District 8 Supervisor Rafael Mandelman, together with Mayor London Breed and Supervisors Vallie Brown and Catherine Stefani, introduced an ordinancein November 2018 to implement the new Housing Conservatorship program passed by the California Legislature in last year’s Senate Bill 1045 by Senator Scott Wiener. This controversial measure faces opposition from civil rights proponents such as the Coalition on Homelessness because of its potential impingement on human rights and civil liberties. I sought to analyze the potential impacts of this ordinance.

As a housing rights and eviction defense attorney in the Bayview/Hunters Point neighborhood, I work with clients who have mental illnesses and addiction problems every day. Years ago, I, too, experienced homelessness and drug addiction in San Francisco. Between these experiences, I am very sensitive to laws, regulations, and law enforcement that may cause constitutional or human rights violations. I admit that I was highly reticent to increase conservatorships in any way.

Conservatorships are one of the touchiest areas of the law. The U.S. and California Constitutions guarantee all people that their life, liberty, and property may not be abridged by the government without due process of law. Adults in this country are presumed capable of making major life decisions regarding their health, finances, and familial autonomy. Because the concept of conservatorship touches all three of these constitutional guarantees, extreme scrutiny must be applied to any law that alters these rights.

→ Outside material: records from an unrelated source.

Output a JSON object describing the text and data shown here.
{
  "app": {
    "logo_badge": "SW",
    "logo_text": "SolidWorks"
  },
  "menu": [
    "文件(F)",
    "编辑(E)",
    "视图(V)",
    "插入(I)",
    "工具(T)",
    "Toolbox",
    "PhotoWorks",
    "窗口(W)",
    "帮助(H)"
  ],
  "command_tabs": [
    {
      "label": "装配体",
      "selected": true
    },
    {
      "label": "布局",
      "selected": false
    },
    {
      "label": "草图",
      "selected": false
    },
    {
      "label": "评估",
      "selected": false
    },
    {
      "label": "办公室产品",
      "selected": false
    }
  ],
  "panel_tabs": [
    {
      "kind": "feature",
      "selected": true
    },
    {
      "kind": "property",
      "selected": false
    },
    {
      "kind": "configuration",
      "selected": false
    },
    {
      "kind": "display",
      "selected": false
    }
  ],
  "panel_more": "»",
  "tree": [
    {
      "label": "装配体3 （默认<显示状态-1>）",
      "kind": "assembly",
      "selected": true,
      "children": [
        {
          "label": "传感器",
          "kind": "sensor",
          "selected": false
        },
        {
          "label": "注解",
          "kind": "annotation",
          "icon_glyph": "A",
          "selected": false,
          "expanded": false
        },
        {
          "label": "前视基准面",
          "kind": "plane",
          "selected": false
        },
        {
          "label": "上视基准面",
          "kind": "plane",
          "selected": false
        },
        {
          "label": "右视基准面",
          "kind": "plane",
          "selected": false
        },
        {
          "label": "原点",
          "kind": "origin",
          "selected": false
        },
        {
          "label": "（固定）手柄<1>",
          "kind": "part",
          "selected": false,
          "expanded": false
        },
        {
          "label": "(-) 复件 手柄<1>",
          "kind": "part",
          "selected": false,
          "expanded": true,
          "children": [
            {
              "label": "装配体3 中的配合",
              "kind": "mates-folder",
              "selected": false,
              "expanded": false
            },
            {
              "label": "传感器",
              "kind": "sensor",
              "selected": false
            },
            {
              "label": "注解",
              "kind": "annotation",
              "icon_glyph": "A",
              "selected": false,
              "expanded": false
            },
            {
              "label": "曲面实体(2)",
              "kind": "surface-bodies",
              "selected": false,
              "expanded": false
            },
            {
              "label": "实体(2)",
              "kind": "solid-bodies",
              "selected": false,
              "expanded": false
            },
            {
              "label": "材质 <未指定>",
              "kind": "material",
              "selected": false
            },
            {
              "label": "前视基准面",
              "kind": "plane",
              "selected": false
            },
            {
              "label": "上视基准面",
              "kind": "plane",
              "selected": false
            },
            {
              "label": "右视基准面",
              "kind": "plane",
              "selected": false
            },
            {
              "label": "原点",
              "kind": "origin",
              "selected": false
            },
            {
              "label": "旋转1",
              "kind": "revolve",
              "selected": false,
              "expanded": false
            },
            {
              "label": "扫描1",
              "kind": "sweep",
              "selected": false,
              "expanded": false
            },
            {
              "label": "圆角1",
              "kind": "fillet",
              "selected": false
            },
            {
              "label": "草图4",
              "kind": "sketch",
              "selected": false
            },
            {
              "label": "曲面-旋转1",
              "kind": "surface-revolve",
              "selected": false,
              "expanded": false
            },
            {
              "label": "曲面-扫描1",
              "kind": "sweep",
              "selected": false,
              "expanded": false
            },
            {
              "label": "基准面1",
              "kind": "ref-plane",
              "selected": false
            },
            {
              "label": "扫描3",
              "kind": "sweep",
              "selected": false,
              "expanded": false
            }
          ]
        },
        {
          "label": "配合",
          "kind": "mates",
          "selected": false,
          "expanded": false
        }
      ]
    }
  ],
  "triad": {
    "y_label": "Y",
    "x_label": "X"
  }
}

The new Housing Conservatorship program that would be implemented and operated by Supervisor Mandelman’s ordinance essentially adds two major components to the set of tools available to social workers, city housing staff, and other networks that provide support to homeless people. First, it expands the City of San Francisco’s ability to treat people who suffer from severe drug addiction and mental health disorders. Possibly the only identifiable code section number that has made an impact on popular culture, Section 5150 of the California Welfare & Institutions Code, curiously permits the conservatorship of individuals with mental health disorders co-occurring with alcoholism, but not drug addiction. Supervisor Mandelman’s ordinance permits services providers with the ability to conserve people with drug addiction, fixing an odd loophole. Second, for the very few individuals this new type of conservatorship would affect, the new ordinance adds a new requirement: providing permanent supportive housing.

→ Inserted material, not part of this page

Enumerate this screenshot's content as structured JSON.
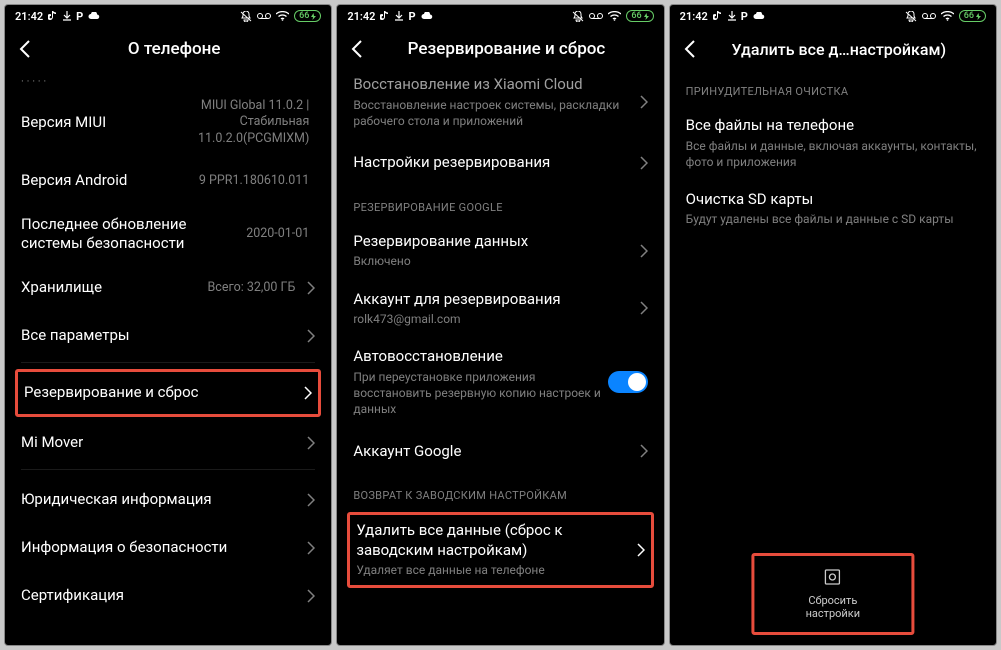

My biggest concern with this ordinance was the potential for abuse. I imagined scenarios in which police targeted the autonomy of homeless people who exhibited criminal behaviors. I imagined sweeps of homeless encampments resulting in serious human rights violations. While San Francisco is not free from these abuses, this ordinance neither encourages nor permits these types of untenable situations. For example, the new ordinance adopts S.B. 1045’s requirement that a person must be put under a 72-hour psychiatric hold eight times in a twelve-month period in order to be eligible for a Housing Conservatorship. This high bar ensures that only people who really need these conservatorships will receive them. Additionally, the ordinance creates a governing working group to oversee the Housing Conservatorship program that includes disability rights advocates, homeless services providers, members of the Department of Public Health, and addiction experts, among many others. This ensures public accountability.

Supervisor Mandelman’s ordinance is thoughtfully crafted, considerate of the dignity of homeless individuals, and would create an avenue for some of the neediest and most vulnerable people in our City to obtain supportive housing, which is proven to be the best model for housing longevity of homeless people who have serious mental illnesses. I fully expected that given my beliefs I would be fully against this measure, but even a skeptic such as I cannot find any grave flaws with this ordinance.

In its current iteration, this ordinance would create a smart, thoughtful program that I believe may significantly increase the housing and health outcomes for some of San Francisco’s most troubled residents. Please consider supporting this ordinance so it can become law and begin helping people.